Esempi eclatanti che vanno inquadrati in un contesto più ampio? Meglio di no. Sia lo studio del Fondo Monetario Internazionale del 2015 che quello della Banca Mondiale del 2014 mettono in luce la scarsa efficienza dei nostri investimenti pubblici a causa di aggiramento delle leggi, decisioni prese per motivi elettorali, corruzione, ritardi, innalzamento dei costi e bassa qualità di quanto realizzato. Solito pregiudizio anti- italiano? Chissà.
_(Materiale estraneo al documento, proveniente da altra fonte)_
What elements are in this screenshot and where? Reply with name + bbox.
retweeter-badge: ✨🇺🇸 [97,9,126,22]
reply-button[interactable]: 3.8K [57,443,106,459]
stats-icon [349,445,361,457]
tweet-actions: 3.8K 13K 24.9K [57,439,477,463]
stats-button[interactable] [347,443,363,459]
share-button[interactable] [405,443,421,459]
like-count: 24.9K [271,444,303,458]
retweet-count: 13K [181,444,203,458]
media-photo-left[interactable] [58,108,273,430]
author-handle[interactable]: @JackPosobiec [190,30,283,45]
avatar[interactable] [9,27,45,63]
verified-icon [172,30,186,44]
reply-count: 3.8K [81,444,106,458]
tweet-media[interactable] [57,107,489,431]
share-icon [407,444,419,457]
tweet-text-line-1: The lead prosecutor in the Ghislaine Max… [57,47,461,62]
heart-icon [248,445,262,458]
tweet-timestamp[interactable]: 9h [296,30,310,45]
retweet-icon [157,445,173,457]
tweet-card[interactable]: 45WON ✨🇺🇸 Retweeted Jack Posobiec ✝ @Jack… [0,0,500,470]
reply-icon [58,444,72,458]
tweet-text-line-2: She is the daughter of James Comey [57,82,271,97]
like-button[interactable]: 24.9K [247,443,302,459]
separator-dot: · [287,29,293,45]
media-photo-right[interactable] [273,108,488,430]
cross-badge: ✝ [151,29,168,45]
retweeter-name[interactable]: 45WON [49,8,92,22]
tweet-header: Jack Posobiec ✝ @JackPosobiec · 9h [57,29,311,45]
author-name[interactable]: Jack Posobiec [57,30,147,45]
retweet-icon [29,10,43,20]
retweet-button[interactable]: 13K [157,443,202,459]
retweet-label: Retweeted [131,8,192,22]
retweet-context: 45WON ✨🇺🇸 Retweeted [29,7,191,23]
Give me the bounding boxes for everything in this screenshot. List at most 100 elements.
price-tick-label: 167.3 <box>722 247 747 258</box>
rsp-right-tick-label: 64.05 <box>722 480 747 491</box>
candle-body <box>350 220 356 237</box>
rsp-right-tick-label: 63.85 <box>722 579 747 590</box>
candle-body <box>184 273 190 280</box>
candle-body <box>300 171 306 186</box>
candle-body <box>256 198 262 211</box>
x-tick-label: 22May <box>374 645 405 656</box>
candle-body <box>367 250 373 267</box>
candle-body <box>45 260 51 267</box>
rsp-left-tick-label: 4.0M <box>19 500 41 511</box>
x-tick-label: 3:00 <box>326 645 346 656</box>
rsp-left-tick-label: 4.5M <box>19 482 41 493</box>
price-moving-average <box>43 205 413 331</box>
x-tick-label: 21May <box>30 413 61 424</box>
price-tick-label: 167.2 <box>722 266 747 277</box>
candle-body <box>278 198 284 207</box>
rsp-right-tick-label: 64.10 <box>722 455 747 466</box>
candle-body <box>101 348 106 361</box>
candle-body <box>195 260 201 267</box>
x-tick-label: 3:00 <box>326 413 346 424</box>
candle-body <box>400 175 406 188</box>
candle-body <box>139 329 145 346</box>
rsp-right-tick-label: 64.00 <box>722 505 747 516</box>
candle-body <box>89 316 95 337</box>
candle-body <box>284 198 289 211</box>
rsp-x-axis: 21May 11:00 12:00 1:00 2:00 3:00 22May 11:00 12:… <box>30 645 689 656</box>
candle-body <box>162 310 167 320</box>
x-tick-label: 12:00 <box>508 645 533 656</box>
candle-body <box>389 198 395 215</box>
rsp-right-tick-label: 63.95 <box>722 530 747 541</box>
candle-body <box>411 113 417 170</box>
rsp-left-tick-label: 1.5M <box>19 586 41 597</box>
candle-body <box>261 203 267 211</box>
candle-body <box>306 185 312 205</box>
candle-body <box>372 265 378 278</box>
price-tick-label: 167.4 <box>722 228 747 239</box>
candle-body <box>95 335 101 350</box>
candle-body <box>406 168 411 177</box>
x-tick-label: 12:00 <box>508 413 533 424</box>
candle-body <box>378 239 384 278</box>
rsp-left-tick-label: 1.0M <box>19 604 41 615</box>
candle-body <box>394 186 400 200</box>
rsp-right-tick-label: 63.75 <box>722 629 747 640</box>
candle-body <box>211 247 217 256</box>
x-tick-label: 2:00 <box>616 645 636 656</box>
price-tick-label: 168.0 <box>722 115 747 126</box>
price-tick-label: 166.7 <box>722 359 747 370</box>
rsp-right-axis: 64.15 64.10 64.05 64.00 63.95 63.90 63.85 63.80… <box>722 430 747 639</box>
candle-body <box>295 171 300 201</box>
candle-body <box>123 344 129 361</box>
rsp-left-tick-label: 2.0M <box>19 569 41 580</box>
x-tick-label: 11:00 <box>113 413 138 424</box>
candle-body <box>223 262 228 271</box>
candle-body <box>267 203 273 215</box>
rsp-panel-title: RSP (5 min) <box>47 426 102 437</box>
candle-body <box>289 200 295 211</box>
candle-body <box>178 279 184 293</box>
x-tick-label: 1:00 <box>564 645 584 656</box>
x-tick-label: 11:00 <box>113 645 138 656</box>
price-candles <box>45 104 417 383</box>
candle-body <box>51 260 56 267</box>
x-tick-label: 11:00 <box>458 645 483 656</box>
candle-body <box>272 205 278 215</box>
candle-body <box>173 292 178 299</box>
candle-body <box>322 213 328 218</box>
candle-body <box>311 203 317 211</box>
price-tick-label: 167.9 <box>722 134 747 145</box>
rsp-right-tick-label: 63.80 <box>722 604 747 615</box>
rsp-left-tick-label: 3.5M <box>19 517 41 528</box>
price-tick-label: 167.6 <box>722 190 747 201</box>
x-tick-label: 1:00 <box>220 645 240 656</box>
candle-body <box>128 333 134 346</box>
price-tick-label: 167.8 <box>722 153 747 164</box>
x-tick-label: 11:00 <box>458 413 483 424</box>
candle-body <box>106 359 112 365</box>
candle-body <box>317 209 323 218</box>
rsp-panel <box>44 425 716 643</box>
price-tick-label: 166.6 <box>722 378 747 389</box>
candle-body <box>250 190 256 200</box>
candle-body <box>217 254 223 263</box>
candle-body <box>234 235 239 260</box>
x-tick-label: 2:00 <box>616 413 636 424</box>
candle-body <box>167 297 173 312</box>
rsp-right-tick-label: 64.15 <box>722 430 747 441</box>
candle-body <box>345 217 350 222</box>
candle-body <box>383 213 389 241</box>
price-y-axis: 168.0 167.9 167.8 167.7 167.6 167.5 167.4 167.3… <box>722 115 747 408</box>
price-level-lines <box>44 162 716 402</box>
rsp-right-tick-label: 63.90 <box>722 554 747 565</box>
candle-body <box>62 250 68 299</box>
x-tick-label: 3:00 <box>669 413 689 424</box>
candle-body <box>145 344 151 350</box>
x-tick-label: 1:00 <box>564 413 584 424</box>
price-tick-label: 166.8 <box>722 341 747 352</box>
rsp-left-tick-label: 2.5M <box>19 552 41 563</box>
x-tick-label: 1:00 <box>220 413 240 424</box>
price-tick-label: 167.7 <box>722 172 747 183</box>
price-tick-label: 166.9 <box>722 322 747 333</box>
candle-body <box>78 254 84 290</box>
Certo è che nell’Allegato sulle infrastrutture al recente Def 2106, annunciando nuovi criteri di valutazione e velocizzazione delle opere pubbliche, il governo ha sottolineato carenza nella progettazione che porta a realizzazioni di bassa qualità; polverizzazione delle risorse; incertezza dei finanziamenti, addebitabile, tra l’altro, alla necessità di reperire risorse a causa dell’aumento dei costi delle opere ed ai contenziosi in fase di aggiudicazione ed esecuzione dei lavori; rapporti conflittuali con i territori dovuti anche all’incertezza sull’utilità delle opere.

Insomma, quando sentiamo magnificare le buche keynesiane, non occorrerà essere filosofi liberisti per ricordarci che, quando si impugna il badile, di sicuramente pubblici ci sono i fondi sovvenzionati dai contribuenti, mentre i benefici sono spesso privatamente allocati tra politici, burocrati ed appaltatori.